Posted by araucaria
(here)
Posted by Carmody
(here)
What I'm trying to say with my earlier post (second last) is that you cannot simply buy wisdom by flipping a nickel at it. You have to live it, and that means all it's myriad colors, both the horror and the beauty..... and find your own balance point within.
More on perfection. Jorge-Luis Borges describes
The Invention of Morel, a novella by Adolfo Bioy Casares, as being perfect, i.e. everything in place with no loose ends, both narratively and fictionally. It is the story of how a fugitive on a now desert island discovers that he is witnessing a hologram, with people coming and going who are not actually there, except on a spring tide that triggers the projection. He contrives to get into the technical area, where he manages to put the machine on record in order to insert himself into a scenario chatting up the heroine whose every move and word he knows by heart.

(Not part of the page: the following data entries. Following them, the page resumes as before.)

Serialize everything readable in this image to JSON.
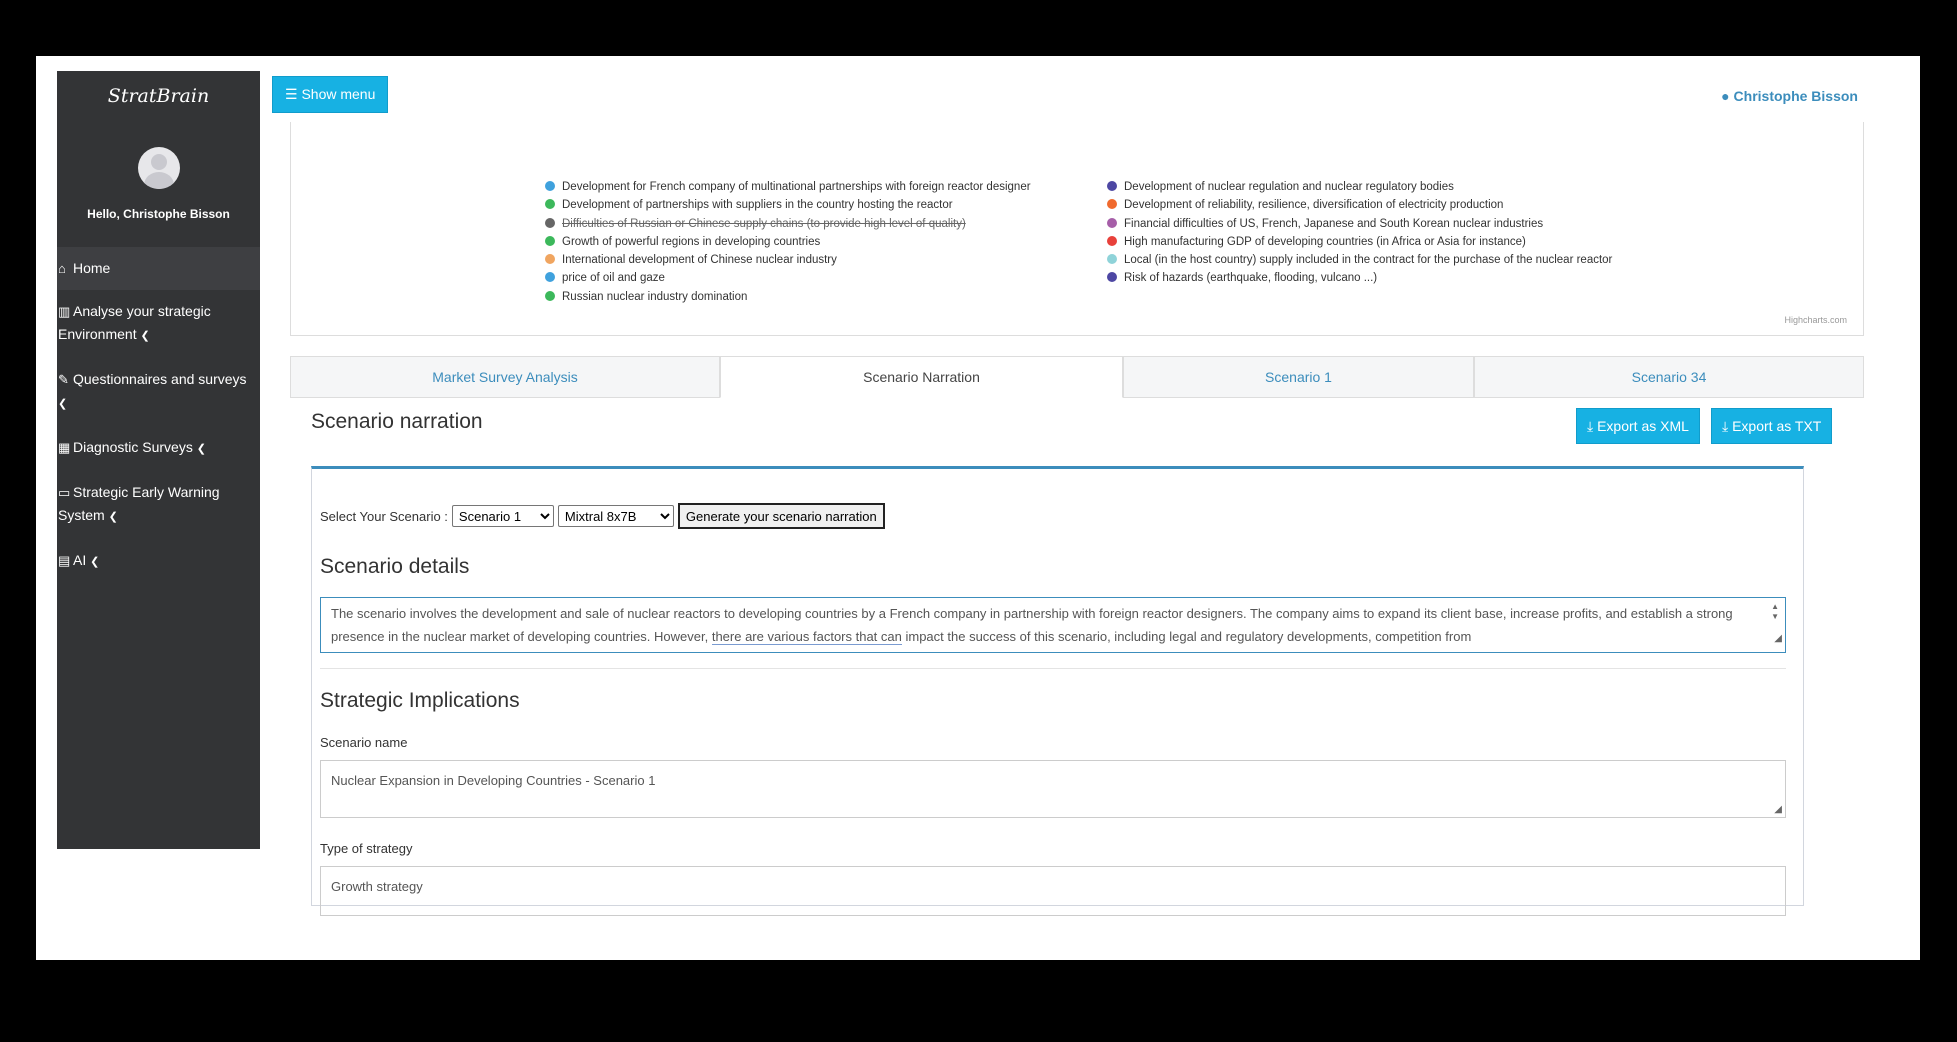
{
  "sidebar": {
    "brand": "StratBrain",
    "greeting": "Hello, Christophe Bisson",
    "items": [
      {
        "icon": "home-icon",
        "label": "Home"
      },
      {
        "icon": "chart-icon",
        "label": "Analyse your strategic Environment"
      },
      {
        "icon": "edit-icon",
        "label": "Questionnaires and surveys"
      },
      {
        "icon": "calendar-icon",
        "label": "Diagnostic Surveys"
      },
      {
        "icon": "laptop-icon",
        "label": "Strategic Early Warning System"
      },
      {
        "icon": "calculator-icon",
        "label": "AI"
      }
    ]
  },
  "header": {
    "show_menu": "Show menu",
    "user_name": "Christophe Bisson"
  },
  "legend": {
    "left": [
      {
        "label": "Development for French company of multinational partnerships with foreign reactor designer",
        "color": "#3fa1dd"
      },
      {
        "label": "Development of partnerships with suppliers in the country hosting the reactor",
        "color": "#3cb85b"
      },
      {
        "label": "Difficulties of Russian or Chinese supply chains (to provide high level of quality)",
        "color": "#666666",
        "hidden": true
      },
      {
        "label": "Growth of powerful regions in developing countries",
        "color": "#3cb85b"
      },
      {
        "label": "International development of Chinese nuclear industry",
        "color": "#f0a560"
      },
      {
        "label": "price of oil and gaze",
        "color": "#3fa1dd"
      },
      {
        "label": "Russian nuclear industry domination",
        "color": "#3cb85b"
      }
    ],
    "right": [
      {
        "label": "Development of nuclear regulation and nuclear regulatory bodies",
        "color": "#4d47a3"
      },
      {
        "label": "Development of reliability, resilience, diversification of electricity production",
        "color": "#f06a2e"
      },
      {
        "label": "Financial difficulties of US, French, Japanese and South Korean nuclear industries",
        "color": "#a65ea8"
      },
      {
        "label": "High manufacturing GDP of developing countries (in Africa or Asia for instance)",
        "color": "#e8413b"
      },
      {
        "label": "Local (in the host country) supply included in the contract for the purchase of the nuclear reactor",
        "color": "#8fd3d9"
      },
      {
        "label": "Risk of hazards (earthquake, flooding, vulcano ...)",
        "color": "#4d47a3"
      }
    ],
    "credits": "Highcharts.com"
  },
  "tabs": [
    {
      "label": "Market Survey Analysis"
    },
    {
      "label": "Scenario Narration",
      "active": true
    },
    {
      "label": "Scenario 1"
    },
    {
      "label": "Scenario 34"
    }
  ],
  "main": {
    "title": "Scenario narration",
    "export_xml": "Export as XML",
    "export_txt": "Export as TXT",
    "select_label": "Select Your Scenario :",
    "scenario_selected": "Scenario 1",
    "model_selected": "Mixtral 8x7B",
    "generate_label": "Generate your scenario narration",
    "details_heading": "Scenario details",
    "details_text_1": "The scenario involves the development and sale of nuclear reactors to developing countries by a French company in partnership with foreign reactor designers. The company aims to expand its client base, increase profits, and establish a strong presence in the nuclear market of developing countries. However, ",
    "details_text_2": "there are various factors that can",
    "details_text_3": " impact the success of this scenario, including legal and regulatory developments, competition from",
    "implications_heading": "Strategic Implications",
    "scenario_name_label": "Scenario name",
    "scenario_name_value": "Nuclear Expansion in Developing Countries - Scenario 1",
    "strategy_type_label": "Type of strategy",
    "strategy_type_value": "Growth strategy"
  },
  "colors": {
    "sidebar_bg": "#333436",
    "accent": "#17b1e3",
    "link": "#3c8dbc"
  }
}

There is of course a gaping hole in all this perfection. This story was written thirty or forty years before video cassette recorders came on the market, and for anyone who has tried to operate one of those, this guy has to throw the mother of all magic switches to get this machine to work, ‘flipping a nickel at it’ if you will. Nothing is ever complete or seamless, as the sculptor Rodin knew well. He liked to show just bits and even the seams from his plaster casts.
These are not flaws but indications of the technical area, the backshop that makes anything possible. What you see is the result of what you don’t see. In other words, our 3D world is a projection from a higher dimension.